The Great Exhibition Road Festival
The Great Exhibition Road Festival 2019
We were at The Great Exhibition Road Festival! Did you see us?
Our specialty is the science of lasers and cold matter. At the festival, we demonstrated some of the physics that we make use of every day in our laboratory. Outshining (literally) our other demonstrations, was our tweezer trap. This device uses a powerful green laser to trap and hold on to small objects. Next to the tweezer trap was our water fountain. Here we revealed how water can be used to change the path of light by confining it inside the stream of water and allowing it to be guided around corners. Last, but not least, was our interactive challenge. Using mirrors and lenses, we asked you to direct and shape laser light so that it could traverse a maze! If you would like to learn more about the physics of our demonstrations, check out the sections below.
Physics of our demonstrations
A beam of light is like a bundle of rays. If the rays are separating as they travel, the light is diverging, and if they are coming together the light is converging. To change the divergence, you need a lens. A lens is a piece of transparent material, often glass, with curved surfaces. When a light ray meets the surface, it gets bent, and because the surface is curved, different rays are bent by different amounts.
Lenses can be used in pairs, as shown in the picture below, to change the size of the laser beam. Other uses include microscopes, binoculars, telescopes, cameras, and glasses. Your eye contains a lens made by nature!
What is laser light?
The word LASER stands for “Light Amplification by Stimulated Emission of Radiation”. The light from a laser may be visible, infra-red, or ultra-violet.
Laser light is different from other sources of light (e.g. stars, fire, filament lamps, or LEDs). The first key difference is that it is monochromatic, meaning it contains a single wavelength. The wavelength determines the precise colour of the laser. The graph on the right compares the spectrum of wavelengths of light from the sun, a typical LED and a laser. The laser appears as a narrow line on the graph, because it is a single wavelength of light.
The second key difference about laser light is that it is coherent. This means that two beams of light from the same laser can interfere together, and make a diffraction pattern. This cannot be done with light from a light bulb, because it contains many wavelengths (colours) combined in a “noisy” way. In some ways the light from a laser is like a single musical note, whereas the light from a bulb is like white noise from a broken speaker. Laser light has these properties because of the way it is produced.
How is laser light made?
To make laser light, we need to do two things:
- Make a cavity. This is normally made by two mirrors whose separation determines the precise wavelength of the laser light. The light bounces back and forth between the mirrors many times.
- Make a gain medium. This is something which amplifies the light. To do this, we need to put more than half of the atoms in the gain medium into an excited energy level. When this happens, any light at the laser wavelength stimulates atoms to move to the lower energy level, emitting more light as they do. The light is amplified in a way that makes it very coherent.
Light travels at different speeds in different materials. The ratio of the speed of light in vacuum (where there is nothing) to the speed of light in a material is the refractive index of the material. For example, this is 1.0003 for air and 1.333 for water.

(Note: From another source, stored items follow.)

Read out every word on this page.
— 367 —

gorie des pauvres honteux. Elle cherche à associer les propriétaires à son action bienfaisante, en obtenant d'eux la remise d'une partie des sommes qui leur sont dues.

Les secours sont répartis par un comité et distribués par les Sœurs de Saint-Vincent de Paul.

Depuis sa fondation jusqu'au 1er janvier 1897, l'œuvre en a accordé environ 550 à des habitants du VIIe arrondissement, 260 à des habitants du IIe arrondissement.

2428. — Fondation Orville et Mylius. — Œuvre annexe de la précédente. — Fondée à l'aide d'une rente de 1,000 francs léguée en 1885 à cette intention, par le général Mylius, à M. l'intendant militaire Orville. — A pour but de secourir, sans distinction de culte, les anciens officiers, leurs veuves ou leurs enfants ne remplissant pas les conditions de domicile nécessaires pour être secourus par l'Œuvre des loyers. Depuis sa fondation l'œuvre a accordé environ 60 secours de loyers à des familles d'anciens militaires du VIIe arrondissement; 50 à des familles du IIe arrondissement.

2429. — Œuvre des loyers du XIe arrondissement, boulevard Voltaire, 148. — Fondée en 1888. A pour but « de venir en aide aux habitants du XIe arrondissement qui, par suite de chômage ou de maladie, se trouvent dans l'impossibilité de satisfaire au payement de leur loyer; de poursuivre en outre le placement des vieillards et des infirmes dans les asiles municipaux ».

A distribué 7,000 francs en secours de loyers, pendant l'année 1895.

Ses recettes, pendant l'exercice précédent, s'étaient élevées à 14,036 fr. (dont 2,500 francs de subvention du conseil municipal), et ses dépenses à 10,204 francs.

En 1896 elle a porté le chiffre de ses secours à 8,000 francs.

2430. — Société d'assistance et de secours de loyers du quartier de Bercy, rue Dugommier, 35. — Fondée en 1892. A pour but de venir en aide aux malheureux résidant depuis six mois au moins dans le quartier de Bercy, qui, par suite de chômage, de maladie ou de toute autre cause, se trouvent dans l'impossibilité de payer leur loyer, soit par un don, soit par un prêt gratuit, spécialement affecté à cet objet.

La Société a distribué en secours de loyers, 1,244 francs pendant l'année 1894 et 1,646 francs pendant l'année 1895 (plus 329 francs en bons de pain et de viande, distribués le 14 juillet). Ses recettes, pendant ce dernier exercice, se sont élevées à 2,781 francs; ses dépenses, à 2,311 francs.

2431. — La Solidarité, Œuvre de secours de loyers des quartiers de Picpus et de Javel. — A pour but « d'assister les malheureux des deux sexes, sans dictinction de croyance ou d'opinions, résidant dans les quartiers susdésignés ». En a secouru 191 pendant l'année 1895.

When light encounters a boundary between two different materials, it is generally both reflected and refracted. If the first material has a higher refractive index than the second, and if the light is incident at a steep enough angle, the light can be completely reflected. This is total internal reflection (see figure on the right).
In our demonstration, we direct laser light down a stream of water. The light is reflected when it hits the boundary between water and air, so it bounces back and forth, staying within the stream of water (see figure below).
The same principle is used in optical fibres. These are glass or plastic fibres that have a diameter about the width of a human hair, and they are able to transport light across huge distances without suffering much loss. In this way, light is used to communicate information and connect the world together, giving us the internet for example. The worldwide fibre optic network is shown in the bottom figure.